Nous devons bien réfléchir à la manière de créer de la valeur ajoutée et des emplois en ces temps incertains.

L’économie des startups est une réponse. Les acteurs classiques ignorent trop souvent les conséquences possibles des bouleversements dont il est question ci-avant. Les startups exploitent nettement mieux les nouvelles opportunités et créent de nouvelles activités dans le sillage de la révolution numérique (peut-être est-ce là une définition de la startup?).

Plusieurs experts demandent – logiquement – des mesures structurelles en support des startups: des réformes dans le système fiscal ou dans les procédures de subsides. J’aimerais pour ma part approfondir deux conditions secondaires sous-jacentes: des mesures abaissant le seuil d’accès sur le plan de l’entreprenariat et l’organisation d’un enseignement orienté compétences.

1. Abaisser le seuil au démarrage.

Lancer un projet et avant de s’en rendre compte, l’on a une entreprise.

Dans ma ville, il existe un service dynamique d’accompagnement des starters, qui a comme slogan: “Des projets d’entreprise? Nous vous aidons à voir la forêt à travers les arbres.” La complexité et la multitude des procédures administratives, nous les trouvons si normales que nous faisons un service public de la simplification administrative. Des exemples étrangers nous montrent que démarrer une entreprise peut pourtant s’avérer assez simple: en ligne, sans frais et sans perte de temps.

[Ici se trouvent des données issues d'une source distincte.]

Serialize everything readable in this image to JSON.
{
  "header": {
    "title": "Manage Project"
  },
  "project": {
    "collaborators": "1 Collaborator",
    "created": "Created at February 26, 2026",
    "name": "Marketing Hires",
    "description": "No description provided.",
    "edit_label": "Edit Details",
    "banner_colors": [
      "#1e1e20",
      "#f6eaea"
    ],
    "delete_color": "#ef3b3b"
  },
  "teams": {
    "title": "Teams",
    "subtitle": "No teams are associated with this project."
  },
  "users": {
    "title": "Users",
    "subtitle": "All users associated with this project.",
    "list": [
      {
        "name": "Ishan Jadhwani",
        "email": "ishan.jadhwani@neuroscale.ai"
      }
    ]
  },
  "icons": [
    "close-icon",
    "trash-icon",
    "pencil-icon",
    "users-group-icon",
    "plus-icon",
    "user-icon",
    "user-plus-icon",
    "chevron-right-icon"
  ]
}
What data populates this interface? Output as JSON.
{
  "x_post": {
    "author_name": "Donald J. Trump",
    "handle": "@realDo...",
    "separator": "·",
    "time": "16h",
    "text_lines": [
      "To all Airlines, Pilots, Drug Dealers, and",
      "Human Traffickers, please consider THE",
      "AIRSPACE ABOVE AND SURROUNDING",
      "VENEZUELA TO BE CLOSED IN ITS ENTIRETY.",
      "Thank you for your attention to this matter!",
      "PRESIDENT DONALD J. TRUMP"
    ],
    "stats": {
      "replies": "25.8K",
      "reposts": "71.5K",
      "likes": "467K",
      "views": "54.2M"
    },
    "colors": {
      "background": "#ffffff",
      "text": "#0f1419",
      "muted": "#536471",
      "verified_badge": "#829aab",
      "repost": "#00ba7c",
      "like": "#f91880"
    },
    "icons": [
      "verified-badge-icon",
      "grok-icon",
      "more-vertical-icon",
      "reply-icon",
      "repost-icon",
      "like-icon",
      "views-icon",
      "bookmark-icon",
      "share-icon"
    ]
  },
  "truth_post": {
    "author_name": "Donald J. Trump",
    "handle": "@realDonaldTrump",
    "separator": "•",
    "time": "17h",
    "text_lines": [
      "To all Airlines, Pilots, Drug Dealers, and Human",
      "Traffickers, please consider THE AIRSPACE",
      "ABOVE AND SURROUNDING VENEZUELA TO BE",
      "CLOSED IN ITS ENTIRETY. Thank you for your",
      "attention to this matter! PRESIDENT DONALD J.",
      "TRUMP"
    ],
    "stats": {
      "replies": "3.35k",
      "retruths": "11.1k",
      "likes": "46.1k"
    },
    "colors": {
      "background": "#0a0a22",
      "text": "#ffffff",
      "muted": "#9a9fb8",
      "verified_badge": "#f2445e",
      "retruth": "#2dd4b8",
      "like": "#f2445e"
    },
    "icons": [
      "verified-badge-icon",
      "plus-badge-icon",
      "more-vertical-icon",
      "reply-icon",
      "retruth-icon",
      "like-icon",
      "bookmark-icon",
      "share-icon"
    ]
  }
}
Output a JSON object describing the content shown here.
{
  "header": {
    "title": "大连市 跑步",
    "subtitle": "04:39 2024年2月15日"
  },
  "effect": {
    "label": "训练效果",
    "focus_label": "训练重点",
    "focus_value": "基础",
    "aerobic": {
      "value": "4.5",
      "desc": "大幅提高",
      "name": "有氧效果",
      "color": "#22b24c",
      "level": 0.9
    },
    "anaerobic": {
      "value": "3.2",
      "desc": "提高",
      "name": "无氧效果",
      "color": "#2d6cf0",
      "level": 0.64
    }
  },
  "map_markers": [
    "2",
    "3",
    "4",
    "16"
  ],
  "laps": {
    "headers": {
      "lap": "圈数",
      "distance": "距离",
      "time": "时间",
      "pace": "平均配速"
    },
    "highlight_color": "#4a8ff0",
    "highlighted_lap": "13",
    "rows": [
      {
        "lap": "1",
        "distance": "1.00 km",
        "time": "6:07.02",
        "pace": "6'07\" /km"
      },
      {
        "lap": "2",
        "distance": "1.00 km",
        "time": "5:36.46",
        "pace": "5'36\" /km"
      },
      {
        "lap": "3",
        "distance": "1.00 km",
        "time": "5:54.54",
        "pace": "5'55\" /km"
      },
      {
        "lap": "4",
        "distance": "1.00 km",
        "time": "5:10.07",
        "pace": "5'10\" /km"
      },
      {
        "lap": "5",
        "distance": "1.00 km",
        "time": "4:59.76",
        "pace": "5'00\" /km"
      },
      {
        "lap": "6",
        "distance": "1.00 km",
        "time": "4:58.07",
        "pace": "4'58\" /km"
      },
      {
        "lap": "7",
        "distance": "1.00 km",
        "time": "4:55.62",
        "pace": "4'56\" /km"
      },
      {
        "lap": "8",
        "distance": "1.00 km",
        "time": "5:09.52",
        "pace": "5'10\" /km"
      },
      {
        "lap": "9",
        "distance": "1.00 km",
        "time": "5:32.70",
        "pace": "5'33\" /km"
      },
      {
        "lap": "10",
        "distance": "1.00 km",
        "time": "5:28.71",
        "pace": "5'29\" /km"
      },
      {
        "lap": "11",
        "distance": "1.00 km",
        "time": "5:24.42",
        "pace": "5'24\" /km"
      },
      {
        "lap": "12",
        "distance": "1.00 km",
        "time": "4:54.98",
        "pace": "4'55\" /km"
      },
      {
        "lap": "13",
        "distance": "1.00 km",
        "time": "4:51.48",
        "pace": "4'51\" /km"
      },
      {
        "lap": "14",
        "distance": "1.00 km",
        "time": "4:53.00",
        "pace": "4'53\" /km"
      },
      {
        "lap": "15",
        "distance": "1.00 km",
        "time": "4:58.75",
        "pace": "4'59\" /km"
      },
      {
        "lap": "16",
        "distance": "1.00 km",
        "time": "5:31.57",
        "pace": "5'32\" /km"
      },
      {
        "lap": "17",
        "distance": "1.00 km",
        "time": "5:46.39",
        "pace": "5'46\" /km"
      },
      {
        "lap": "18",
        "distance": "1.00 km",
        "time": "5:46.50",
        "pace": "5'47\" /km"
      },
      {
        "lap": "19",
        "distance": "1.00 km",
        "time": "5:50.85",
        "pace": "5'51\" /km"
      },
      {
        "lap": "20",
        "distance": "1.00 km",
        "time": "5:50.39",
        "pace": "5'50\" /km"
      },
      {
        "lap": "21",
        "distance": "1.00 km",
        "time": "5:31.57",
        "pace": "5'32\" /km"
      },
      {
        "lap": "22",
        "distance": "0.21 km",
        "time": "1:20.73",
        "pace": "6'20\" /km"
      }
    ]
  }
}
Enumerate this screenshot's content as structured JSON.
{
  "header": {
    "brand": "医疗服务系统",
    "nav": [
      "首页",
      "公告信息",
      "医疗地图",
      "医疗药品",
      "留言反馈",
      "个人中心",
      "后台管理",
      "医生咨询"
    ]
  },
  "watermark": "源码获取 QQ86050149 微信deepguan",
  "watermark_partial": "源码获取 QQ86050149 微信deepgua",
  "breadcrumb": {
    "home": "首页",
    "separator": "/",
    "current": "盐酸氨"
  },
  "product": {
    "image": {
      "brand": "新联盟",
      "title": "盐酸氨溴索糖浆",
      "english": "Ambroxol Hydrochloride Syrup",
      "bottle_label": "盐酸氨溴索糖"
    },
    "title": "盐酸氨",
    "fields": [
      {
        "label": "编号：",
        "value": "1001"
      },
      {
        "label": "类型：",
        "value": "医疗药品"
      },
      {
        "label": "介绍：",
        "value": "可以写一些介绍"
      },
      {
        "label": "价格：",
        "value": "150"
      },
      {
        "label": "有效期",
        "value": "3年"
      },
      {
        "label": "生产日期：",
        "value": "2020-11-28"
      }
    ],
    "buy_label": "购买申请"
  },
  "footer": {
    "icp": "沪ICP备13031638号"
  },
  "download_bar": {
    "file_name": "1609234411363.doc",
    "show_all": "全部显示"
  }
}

Il en va de même pour liquider une entreprise après une tentative avortée.

Pour créer des startups, pour élaborer un climat où l’innovation et la créativité prospèrent, les pouvoirs publics doivent être un partenaire des personnes ayant un projet, plutôt qu’un seuil à franchir.

Une réglementation simplifiée en combinaison avec un approfondissement du statut de ‘l’indépendant en activité secondaire’ réduira la hauteur ce seuil. Cela incitera les gens à donner une chance à leurs idées, pour tenter ‘quelque chose’ à côté de leur boulot normal. Voilà comment activer des travailleurs qui ne sont peut-être guère heureux dans leur activité actuelle. Ou qui effectuent même ce qu’on qualifie ‘joliment’ des ‘boulots de m…’. Les étudiants aussi envisageraient alors plus facilement de faire le pas vers un projet personnel. Aujourd’hui, seul 1% des étudiants lance une entreprise durant ou juste après leurs études. Il y a donc encore du pain sur la planche: aux Pays-Bas, l’on en est à 3%.

“Pas heureux? Ce n’est pas grave, j’ai quand même tenté ma chance” (sans perdre trop d’argent et de temps).

Le fait que ces projets en vaillent vraiment la peine ou soient potentiellement rentables, ce n’est pas l’essentiel à ce moment. Les mesures susmentionnées élargiront le vivier. En agrandissant la base, le haut de notre écosystème de startups se verra irrémédiablement élevé à son tour.

En outre, une multitude de startups génère une formidable dynamique dans le secteur business au sens plus large. Plusieurs villes belges peuvent en témoigner. Avec leur flair avant-gardiste et leur philosophie du travail alternative, les startups représentent un pôle d’attraction pour d’autres entreprises et le talent.

2. L’enseignement qui sort de ses gonds.

Tant qu’à évoquer le talent, un secteur d’activités qui se numérise à un rythme rapide, exige que son personnel en fasse autant. Possédons-nous en Belgique ce qu’il faut pour tirer avantage de la nouvelle économie numérique toujours en croissance?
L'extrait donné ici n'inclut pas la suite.